Essen/Munich (dpa/lby) – After decades of abuse of children and young people, a criminally convicted Essen priest who was also employed in Bavaria has been restored to the lay position. This was announced by the diocese of Essen on Monday.
The case of the priest who worked in the Free State of Bavaria in the 1980s is also an extensive subject of the report on abuse by the Archdiocese of Munich-Freising. The role of the former Archbishop of Munich Joseph Ratzinger, now Pope Emeritus Benedict XVI, is particularly explosive.
With the return to lay status, the 75-year-old loses his church pension, which is comparable to a civil servant’s pension, and only receives a significantly lower statutory pension. He has been banned from performing church services since 2010.
A spokesman for the Archdiocese of Munich confirmed that it was Priest H. who was also active in Bavaria. The case is considered symptomatic of much that has gone wrong in the processing of abuse cases in the Catholic Church.

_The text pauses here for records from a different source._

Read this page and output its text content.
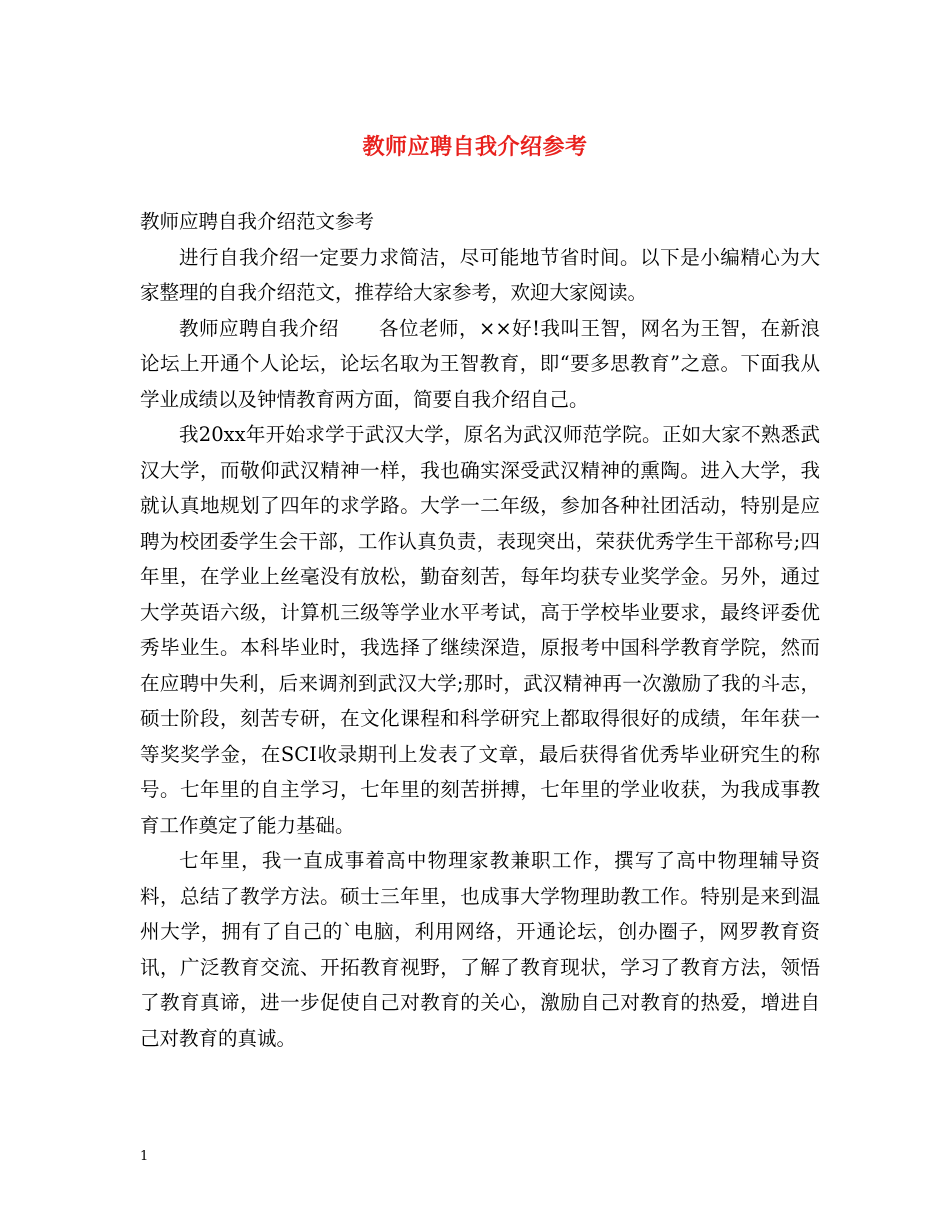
教师应聘自我介绍参考

教师应聘自我介绍范文参考

进行自我介绍一定要力求简洁，尽可能地节省时间。以下是小编精心为大家整理的自我介绍范文，推荐给大家参考，欢迎大家阅读。

教师应聘自我介绍　　各位老师，××好!我叫王智，网名为王智，在新浪论坛上开通个人论坛，论坛名取为王智教育，即“要多思教育”之意。下面我从学业成绩以及钟情教育两方面，简要自我介绍自己。

我20xx年开始求学于武汉大学，原名为武汉师范学院。正如大家不熟悉武汉大学，而敬仰武汉精神一样，我也确实深受武汉精神的熏陶。进入大学，我就认真地规划了四年的求学路。大学一二年级，参加各种社团活动，特别是应聘为校团委学生会干部，工作认真负责，表现突出，荣获优秀学生干部称号;四年里，在学业上丝毫没有放松，勤奋刻苦，每年均获专业奖学金。另外，通过大学英语六级，计算机三级等学业水平考试，高于学校毕业要求，最终评委优秀毕业生。本科毕业时，我选择了继续深造，原报考中国科学教育学院，然而在应聘中失利，后来调剂到武汉大学;那时，武汉精神再一次激励了我的斗志，硕士阶段，刻苦专研，在文化课程和科学研究上都取得很好的成绩，年年获一等奖奖学金，在SCI收录期刊上发表了文章，最后获得省优秀毕业研究生的称号。七年里的自主学习，七年里的刻苦拼搏，七年里的学业收获，为我成事教育工作奠定了能力基础。

七年里，我一直成事着高中物理家教兼职工作，撰写了高中物理辅导资料，总结了教学方法。硕士三年里，也成事大学物理助教工作。特别是来到温州大学，拥有了自己的`电脑，利用网络，开通论坛，创办圈子，网罗教育资讯，广泛教育交流、开拓教育视野，了解了教育现状，学习了教育方法，领悟了教育真谛，进一步促使自己对教育的关心，激励自己对教育的热爱，增进自己对教育的真诚。

1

According to the diocese of Essen, the priest had sexually abused children in his congregations since his time as a chaplain in the 1970s, first in Bottrop and later in Essen. Because of the allegations of abuse, the clergyman was transferred to the Archdiocese of Munich and Freising in Bavaria in the early 1980s to undergo therapy there. There, the abuse at various stations, including Munich and Garching/Alz near Altötting, continued. In the mid-1980s, the cleric was given a suspended sentence for abuse.
A diocese spokesman in Essen said that a total of at least 28 people – mostly children and young people – were affected by the abuse cases in North Rhine-Westphalia and Bavaria. Canon lawsuits are still pending against the man.
The report commissioned by the Archdiocese of Munich itself came to the conclusion that cases of sexual abuse in the diocese had not been dealt with appropriately for decades. It accuses the former Archbishops Friedrich Wetter and Ratzinger of specific and personal misconduct in several cases. The current archbishop, Cardinal Reinhard Marx, has also been accused of formal misconduct in two cases.
In 2020, Ruhr Bishop Franz-Josef Overbeck ordered the priest from Bavaria back to the Ruhr diocese in order to prevent possible further acts of abuse through close supervision of leadership. If the retired clergyman is no longer part of the clergy, “these efforts will not be able to be continued to the extent that is happening now. I am not without concern,” wrote Bishop Overbeck, according to a statement to the Vatican.
The diocese of Essen offers the man the voluntary continuation of his extensive crime-oriented coaching at the diocese’s expense for twelve months, said the diocese’s intervention officer, Simon Friede. However, he is not sure whether the dismissed priest will accept this offer. He is now no longer subject to the Church’s authority to issue directives.